You want to check for evidence that a rootkit—a program to create or exploit security holes—has been run on your system.

Solution

Use chkrootkit . Download the tarfile from http://www.chkrootkit.org, verify its checksum:

$ md5sum chkrootkit.tar.gz

unpack it:

$ tar xvzpf chkrootkit.tar.gz

build it:

$ cd chkrootkit-*
$ make sense

and run it as root:

# ./chkrootkit

More securely, run it using known, good binaries you have previously copied to a secure medium, such as CD-ROM, e.g.:

# ./chkrootkit -p /mnt/cdrom

Discussion

chkrootkit tests for the presence of certain rootkits, worms, and trojans on your system. If you suspect you’ve been hacked, this is a good first step toward confirmation and diagnosis.

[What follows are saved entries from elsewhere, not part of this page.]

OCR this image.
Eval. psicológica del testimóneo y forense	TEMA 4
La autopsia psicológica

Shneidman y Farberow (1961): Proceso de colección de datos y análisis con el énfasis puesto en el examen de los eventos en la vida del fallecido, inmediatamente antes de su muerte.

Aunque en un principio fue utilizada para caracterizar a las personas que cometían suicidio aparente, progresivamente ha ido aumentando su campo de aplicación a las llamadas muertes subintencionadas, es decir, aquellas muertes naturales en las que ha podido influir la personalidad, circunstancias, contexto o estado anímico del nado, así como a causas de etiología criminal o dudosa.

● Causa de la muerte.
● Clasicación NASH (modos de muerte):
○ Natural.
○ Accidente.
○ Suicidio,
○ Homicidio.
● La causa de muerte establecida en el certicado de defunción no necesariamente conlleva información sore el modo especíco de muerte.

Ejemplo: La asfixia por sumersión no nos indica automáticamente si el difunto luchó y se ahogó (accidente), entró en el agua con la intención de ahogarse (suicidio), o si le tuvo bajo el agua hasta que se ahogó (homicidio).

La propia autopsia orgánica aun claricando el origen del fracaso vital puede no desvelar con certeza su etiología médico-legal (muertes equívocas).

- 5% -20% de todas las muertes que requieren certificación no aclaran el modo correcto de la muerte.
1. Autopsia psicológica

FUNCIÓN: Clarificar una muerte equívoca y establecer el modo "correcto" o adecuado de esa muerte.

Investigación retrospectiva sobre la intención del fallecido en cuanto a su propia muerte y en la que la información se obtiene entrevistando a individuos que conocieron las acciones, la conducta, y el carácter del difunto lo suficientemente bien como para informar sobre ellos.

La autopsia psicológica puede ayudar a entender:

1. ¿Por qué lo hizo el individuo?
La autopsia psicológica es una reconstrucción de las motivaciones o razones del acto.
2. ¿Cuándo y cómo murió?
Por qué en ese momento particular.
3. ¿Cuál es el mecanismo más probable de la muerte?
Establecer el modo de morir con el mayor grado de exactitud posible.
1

chkrootkit invokes a handful of standard Linux commands. At press time they are awk, cut, egrep, find, head , id, ls, netstat, ps, strings, sed, and uname. If these programs have been compromised on your system, chkrootkit’s output cannot be trusted. So ideally, you should keep around a CD-ROM or write-protected floppy disk with these programs, and run chkrootkit with the -p option to use these known good binaries.

Be sure to use the latest version of chkrootkit, which will be aware of the most recently discovered threats.

See Also

The README file included with chkrootkit explains the tests conducted, and lists the full usage information.